Beban pencemaran ($L$) adalah massa total polutan yang dibuang per hari. Ini dihitung dengan mengalikan debit ($Q$) dengan konsentrasi ($C$). Perhitungan ini menjadi penentu desain. Konsultan Pertek Air Limbah harus membuktikan bahwa kapasitas IPAL mampu mengolah beban ini:

$$L (\text{kg/hari}) = Q (\text{m}^3/\text{hari}) \times C (\text{mg/L}) \times \frac{1}{1000}$$

Di mana 1/1000 adalah faktor konversi dari $\text{mg}$ ke $\text{kg}$ dan $\text{L}$ ke $\text{m}^3$.

Konsultan Pertek Air Limbah 02
Konsultan Pertek Air Limbah 02

4. Pentingnya Audit Parameter oleh Konsultan Pertek Air Limbah


Pertek menetapkan parameter yang harus dipantau di titik penaatan—yaitu, titik di mana air limbah diizinkan untuk dibuang ke badan air. Daftar parameter yang tercantum dalam Pertek Anda adalah dokumen hukum yang harus ditaati setiap saat.

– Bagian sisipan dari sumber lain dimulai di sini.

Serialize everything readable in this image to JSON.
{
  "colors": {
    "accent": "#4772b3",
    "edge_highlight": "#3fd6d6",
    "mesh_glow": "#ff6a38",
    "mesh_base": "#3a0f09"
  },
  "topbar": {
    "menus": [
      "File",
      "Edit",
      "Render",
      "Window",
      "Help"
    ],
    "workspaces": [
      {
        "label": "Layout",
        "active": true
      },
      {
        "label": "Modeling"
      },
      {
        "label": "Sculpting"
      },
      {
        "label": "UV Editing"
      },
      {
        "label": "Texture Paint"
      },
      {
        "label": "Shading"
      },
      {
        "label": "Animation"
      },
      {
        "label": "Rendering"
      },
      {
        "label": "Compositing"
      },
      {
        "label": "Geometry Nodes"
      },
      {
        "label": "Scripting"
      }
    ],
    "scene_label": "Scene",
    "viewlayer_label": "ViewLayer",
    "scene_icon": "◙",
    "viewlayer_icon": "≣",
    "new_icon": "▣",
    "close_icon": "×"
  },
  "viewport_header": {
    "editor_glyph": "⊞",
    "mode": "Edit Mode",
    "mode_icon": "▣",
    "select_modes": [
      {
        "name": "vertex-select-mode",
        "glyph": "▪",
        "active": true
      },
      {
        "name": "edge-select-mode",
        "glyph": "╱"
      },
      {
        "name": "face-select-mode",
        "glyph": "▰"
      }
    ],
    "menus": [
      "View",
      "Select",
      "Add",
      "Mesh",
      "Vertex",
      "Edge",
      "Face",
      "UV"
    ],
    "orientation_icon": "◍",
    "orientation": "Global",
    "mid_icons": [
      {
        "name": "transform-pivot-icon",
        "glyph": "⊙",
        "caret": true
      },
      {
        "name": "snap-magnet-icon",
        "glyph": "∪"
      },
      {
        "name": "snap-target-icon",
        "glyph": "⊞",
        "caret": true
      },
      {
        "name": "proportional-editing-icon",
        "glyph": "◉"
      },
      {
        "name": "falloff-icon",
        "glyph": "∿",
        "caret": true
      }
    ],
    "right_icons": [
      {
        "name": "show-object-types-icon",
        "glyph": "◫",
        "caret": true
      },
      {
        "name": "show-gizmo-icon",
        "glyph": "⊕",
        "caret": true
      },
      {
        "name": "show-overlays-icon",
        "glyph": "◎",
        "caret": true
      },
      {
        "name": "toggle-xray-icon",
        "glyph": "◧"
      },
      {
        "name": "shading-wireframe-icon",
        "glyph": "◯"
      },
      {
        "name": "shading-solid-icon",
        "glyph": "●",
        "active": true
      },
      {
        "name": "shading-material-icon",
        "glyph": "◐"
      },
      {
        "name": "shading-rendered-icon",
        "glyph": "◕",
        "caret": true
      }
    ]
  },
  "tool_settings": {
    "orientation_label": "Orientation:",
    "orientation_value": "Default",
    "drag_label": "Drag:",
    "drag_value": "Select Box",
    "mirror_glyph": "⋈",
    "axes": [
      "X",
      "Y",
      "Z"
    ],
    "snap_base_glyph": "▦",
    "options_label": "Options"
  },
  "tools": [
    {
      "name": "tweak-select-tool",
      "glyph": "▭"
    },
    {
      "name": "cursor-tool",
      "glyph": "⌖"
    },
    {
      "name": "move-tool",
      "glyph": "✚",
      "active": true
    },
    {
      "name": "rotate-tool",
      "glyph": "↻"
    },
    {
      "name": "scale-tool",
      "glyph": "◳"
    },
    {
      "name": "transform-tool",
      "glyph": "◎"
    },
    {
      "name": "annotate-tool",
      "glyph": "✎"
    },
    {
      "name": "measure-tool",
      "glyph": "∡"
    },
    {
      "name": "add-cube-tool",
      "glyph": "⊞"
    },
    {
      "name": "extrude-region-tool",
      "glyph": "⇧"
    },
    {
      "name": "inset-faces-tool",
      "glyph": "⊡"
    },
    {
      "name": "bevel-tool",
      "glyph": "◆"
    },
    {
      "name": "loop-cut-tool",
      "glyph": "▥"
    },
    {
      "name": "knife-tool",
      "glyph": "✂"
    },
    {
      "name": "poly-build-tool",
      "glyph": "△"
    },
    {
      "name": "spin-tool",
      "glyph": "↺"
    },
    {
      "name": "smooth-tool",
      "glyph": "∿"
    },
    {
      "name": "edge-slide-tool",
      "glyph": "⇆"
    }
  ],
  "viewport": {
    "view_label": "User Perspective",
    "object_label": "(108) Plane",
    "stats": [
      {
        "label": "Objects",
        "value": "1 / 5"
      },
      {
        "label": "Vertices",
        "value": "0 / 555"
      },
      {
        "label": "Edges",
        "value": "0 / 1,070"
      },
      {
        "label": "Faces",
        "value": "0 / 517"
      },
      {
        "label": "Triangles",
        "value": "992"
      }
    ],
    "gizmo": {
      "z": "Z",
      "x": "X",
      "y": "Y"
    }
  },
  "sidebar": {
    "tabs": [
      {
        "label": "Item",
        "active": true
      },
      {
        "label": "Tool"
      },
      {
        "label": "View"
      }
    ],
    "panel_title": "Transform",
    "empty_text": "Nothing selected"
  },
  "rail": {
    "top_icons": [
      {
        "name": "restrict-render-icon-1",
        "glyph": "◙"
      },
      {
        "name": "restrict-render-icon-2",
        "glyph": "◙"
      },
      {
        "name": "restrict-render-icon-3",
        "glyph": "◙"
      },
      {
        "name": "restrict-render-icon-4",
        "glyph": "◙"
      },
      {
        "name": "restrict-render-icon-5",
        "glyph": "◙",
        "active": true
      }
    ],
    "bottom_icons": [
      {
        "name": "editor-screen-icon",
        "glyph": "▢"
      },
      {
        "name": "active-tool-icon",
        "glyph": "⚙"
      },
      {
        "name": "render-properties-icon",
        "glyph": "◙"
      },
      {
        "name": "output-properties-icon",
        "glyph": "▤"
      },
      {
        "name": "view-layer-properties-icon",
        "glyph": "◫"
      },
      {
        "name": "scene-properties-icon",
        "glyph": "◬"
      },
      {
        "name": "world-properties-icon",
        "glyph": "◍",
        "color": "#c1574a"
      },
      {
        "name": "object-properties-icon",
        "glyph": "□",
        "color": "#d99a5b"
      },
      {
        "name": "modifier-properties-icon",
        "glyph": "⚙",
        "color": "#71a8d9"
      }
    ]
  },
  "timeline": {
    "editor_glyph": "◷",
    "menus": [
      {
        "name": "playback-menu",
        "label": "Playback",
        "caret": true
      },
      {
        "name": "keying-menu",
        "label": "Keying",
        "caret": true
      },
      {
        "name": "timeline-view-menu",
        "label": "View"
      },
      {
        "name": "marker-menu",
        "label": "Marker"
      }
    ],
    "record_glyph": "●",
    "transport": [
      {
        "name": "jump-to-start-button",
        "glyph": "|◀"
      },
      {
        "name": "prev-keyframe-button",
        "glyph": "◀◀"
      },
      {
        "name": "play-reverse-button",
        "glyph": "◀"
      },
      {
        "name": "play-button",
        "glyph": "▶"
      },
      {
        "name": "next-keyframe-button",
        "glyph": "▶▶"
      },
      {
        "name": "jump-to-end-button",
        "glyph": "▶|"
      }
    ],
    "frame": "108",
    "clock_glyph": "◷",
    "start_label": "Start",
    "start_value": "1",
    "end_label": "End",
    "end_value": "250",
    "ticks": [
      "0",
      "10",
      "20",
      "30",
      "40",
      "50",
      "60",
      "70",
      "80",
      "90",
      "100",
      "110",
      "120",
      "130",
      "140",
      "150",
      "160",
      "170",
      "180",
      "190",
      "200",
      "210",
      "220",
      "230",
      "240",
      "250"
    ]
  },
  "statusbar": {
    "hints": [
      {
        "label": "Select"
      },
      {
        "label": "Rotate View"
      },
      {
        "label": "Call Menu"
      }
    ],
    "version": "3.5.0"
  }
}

  • Konsultan Pertek Air Limbah memastikan tidak ada parameter esensial yang terlewat.
  • Konsultan Pertek Air Limbah membantu Anda menafsirkan Baku Mutu Sektoral yang kompleks.
  • Konsultan Pertek Air Limbah merancang proses IPAL yang efisien untuk mencapai semua batas kadar yang ditetapkan.

Tanpa identifikasi parameter yang tepat, Kajian Teknis Anda tidak akan disetujui, dan risiko pencemaran tetap tinggi. Mempekerjakan Konsultan Pertek Air Limbah yang andal adalah investasi kepatuhan terbaik.

Dapatkan Kepastian Kepatuhan Parameter Air Limbah!

Kami Adalah Konsultan Pertek Air Limbah yang Menguasai Semua BMAL Sektoral di Indonesia.


➡️ Hubungi Konsultan Pertek Air Limbah Sekarang!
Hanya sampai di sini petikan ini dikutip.